As you’ve probably heard since you were a little kid, you can’t judge a book by its cover. Which means you also can’t judge a movie by its poster, a video game by its box art, or a breakfast cereal by its cartoony mascot. Y’know, the one on its cover. But it’s also true of a name, as illustrated by the title of Paul Bley’s new album, Play Blue: Oslo Concert. Because while it has a playfully pun-ny title, the music is anything but goofy.
(photo © Carol Goss)
Recorded in August of 2008, at the Kulturkirken Jakob (which is a former church turned performance space) during the Oslo Jazz Festival, Play Blue: Oslo Concert presents this iconic and influential jazz pianist playing a rare solo show.
But while Bley is on his own here, the music on Play Blue: Oslo Concert is hardly what you’d call self-indulgent. Though two of the five songs clock in over fifteen minutes each, and the shortest, a cover of Sonny Rollins’ “Pent-Up House,” is still over six minutes long, songs such as “Far North,” which opens the album, “Longer,” and “Flame” don’t sound like piano solos, or a pianist trying to prove he’s a master of his instrument. Instead, Bley here plays as if he’s the pianist, bassist, and drummer in a jazz group, as he performs both the rhythms and the melodies to these songs.
Which, of course, is what a piano player should do when playing solo, but as we all know, that isn’t always the case.

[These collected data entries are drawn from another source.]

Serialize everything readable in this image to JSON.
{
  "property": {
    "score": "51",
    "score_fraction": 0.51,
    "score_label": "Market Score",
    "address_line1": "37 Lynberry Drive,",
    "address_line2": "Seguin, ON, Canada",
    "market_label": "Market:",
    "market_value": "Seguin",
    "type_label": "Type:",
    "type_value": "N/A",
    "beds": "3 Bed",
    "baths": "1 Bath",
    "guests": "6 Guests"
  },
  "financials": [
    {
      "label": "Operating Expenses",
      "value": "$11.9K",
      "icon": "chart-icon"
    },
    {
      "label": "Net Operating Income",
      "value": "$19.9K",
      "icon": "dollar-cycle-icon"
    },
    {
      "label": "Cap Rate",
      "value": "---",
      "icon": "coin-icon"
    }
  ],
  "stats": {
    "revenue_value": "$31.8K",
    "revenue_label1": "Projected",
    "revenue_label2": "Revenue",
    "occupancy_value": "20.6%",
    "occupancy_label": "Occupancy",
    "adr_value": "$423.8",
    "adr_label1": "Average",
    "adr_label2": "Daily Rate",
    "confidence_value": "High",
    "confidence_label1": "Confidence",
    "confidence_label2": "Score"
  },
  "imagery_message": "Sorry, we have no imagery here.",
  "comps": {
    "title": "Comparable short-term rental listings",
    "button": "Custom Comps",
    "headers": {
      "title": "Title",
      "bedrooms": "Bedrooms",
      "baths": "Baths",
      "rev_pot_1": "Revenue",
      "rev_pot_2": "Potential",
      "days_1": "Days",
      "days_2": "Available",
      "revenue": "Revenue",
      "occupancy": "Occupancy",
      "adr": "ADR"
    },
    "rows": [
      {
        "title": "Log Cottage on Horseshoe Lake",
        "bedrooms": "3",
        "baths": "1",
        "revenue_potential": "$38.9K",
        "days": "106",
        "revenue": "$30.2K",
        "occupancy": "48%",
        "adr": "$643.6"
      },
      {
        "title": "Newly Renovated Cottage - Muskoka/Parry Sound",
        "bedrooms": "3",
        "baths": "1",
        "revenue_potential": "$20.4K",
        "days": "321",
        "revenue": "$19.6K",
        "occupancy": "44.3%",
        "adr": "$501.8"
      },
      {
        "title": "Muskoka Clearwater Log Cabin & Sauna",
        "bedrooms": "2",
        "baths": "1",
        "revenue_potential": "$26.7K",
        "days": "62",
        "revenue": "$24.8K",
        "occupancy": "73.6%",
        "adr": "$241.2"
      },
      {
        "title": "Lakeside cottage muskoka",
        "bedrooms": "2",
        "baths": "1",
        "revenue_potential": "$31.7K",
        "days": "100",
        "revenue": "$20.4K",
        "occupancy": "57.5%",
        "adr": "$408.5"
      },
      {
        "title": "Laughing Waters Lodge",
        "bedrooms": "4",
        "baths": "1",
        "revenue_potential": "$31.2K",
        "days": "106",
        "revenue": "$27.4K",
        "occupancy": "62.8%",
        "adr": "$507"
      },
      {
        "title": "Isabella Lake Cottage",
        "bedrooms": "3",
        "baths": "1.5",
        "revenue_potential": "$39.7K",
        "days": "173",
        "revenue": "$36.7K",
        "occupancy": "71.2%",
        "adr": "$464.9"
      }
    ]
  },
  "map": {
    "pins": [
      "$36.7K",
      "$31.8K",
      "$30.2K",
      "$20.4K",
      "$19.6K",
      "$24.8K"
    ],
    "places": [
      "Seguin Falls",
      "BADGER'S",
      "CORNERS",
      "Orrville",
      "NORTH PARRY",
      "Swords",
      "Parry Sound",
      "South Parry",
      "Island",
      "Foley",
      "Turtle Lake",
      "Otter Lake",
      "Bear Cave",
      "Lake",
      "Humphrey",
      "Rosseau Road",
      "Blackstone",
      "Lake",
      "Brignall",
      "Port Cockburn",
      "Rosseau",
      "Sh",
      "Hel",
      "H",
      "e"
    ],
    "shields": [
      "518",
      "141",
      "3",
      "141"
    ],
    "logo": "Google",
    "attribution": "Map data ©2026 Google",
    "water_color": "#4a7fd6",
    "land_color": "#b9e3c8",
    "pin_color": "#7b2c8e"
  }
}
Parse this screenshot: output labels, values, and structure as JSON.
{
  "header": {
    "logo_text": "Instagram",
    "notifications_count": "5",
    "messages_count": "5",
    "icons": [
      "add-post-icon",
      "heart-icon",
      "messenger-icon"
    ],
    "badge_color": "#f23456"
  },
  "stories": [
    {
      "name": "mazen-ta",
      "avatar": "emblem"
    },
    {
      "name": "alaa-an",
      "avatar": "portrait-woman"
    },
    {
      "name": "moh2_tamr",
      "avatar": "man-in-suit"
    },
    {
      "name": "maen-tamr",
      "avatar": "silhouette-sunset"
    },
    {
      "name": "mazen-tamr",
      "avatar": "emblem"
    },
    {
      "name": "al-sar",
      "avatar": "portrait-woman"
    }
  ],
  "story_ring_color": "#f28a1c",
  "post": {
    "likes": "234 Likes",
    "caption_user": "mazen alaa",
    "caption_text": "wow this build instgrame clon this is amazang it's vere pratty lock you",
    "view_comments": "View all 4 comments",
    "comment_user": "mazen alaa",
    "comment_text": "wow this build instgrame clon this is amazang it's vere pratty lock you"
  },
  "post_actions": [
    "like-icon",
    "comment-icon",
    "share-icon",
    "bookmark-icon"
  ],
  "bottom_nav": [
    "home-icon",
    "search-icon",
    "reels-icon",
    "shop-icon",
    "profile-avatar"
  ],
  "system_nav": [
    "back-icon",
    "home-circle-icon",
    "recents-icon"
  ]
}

What is usually the case, though, is that the fewer people playing jazz, the moodier the music gets. This is obviously not a steadfast rule, more a rule of thumb, but it is true for this disc. Many of the songs Paul Bley plays on Play Blue: Oslo Concert, are dark and moody, with Bley mostly playing slow and carefully, often sparsely, though never tentatively, as if he’s unsure of himself. Instead — and this may somewhat be because it was recorded in a former church — the music has an airy quality, almost as it is has plenty of room to move.
This is not to say that Bley doesn’t get a little playful here and there. In the beginning of the song “Way Down South Suite,” for instance, his fingers are clearly doing acrobatics on the keys. Same for “Pent-Up House,” which closes the album (though, again, it’s hardly as cheeky as its name might suggest). But, for the most part, the music on Play Blue: Oslo Concert is closer to a moody soundscape than something you might hear the piano player play in a hotel’s bar or the food court of a mall.
Though while Play Blue: Oslo Concert is moody and atmospheric throughout, this nearly hour-long album never grows tiresome or redundant. Sure, if you don’t like music that’s dark, or is more textural than structural, this will probably get on your nerves. But for those of us who’ve embraced the dark side, Paul Bley’s stark and somber playing here is just gorgeous.
In the end, Paul Bley’s Play Blue: The Oslo Concert is deceptively named. There’s no two ways about it. But while it’s title may be funny — well, trying to be (sorry, dude) — there’s nothing funny about how the moody music on this disc creates an evocatively dark mood, one that’s hauntingly beautiful as it is carefully atmospheric.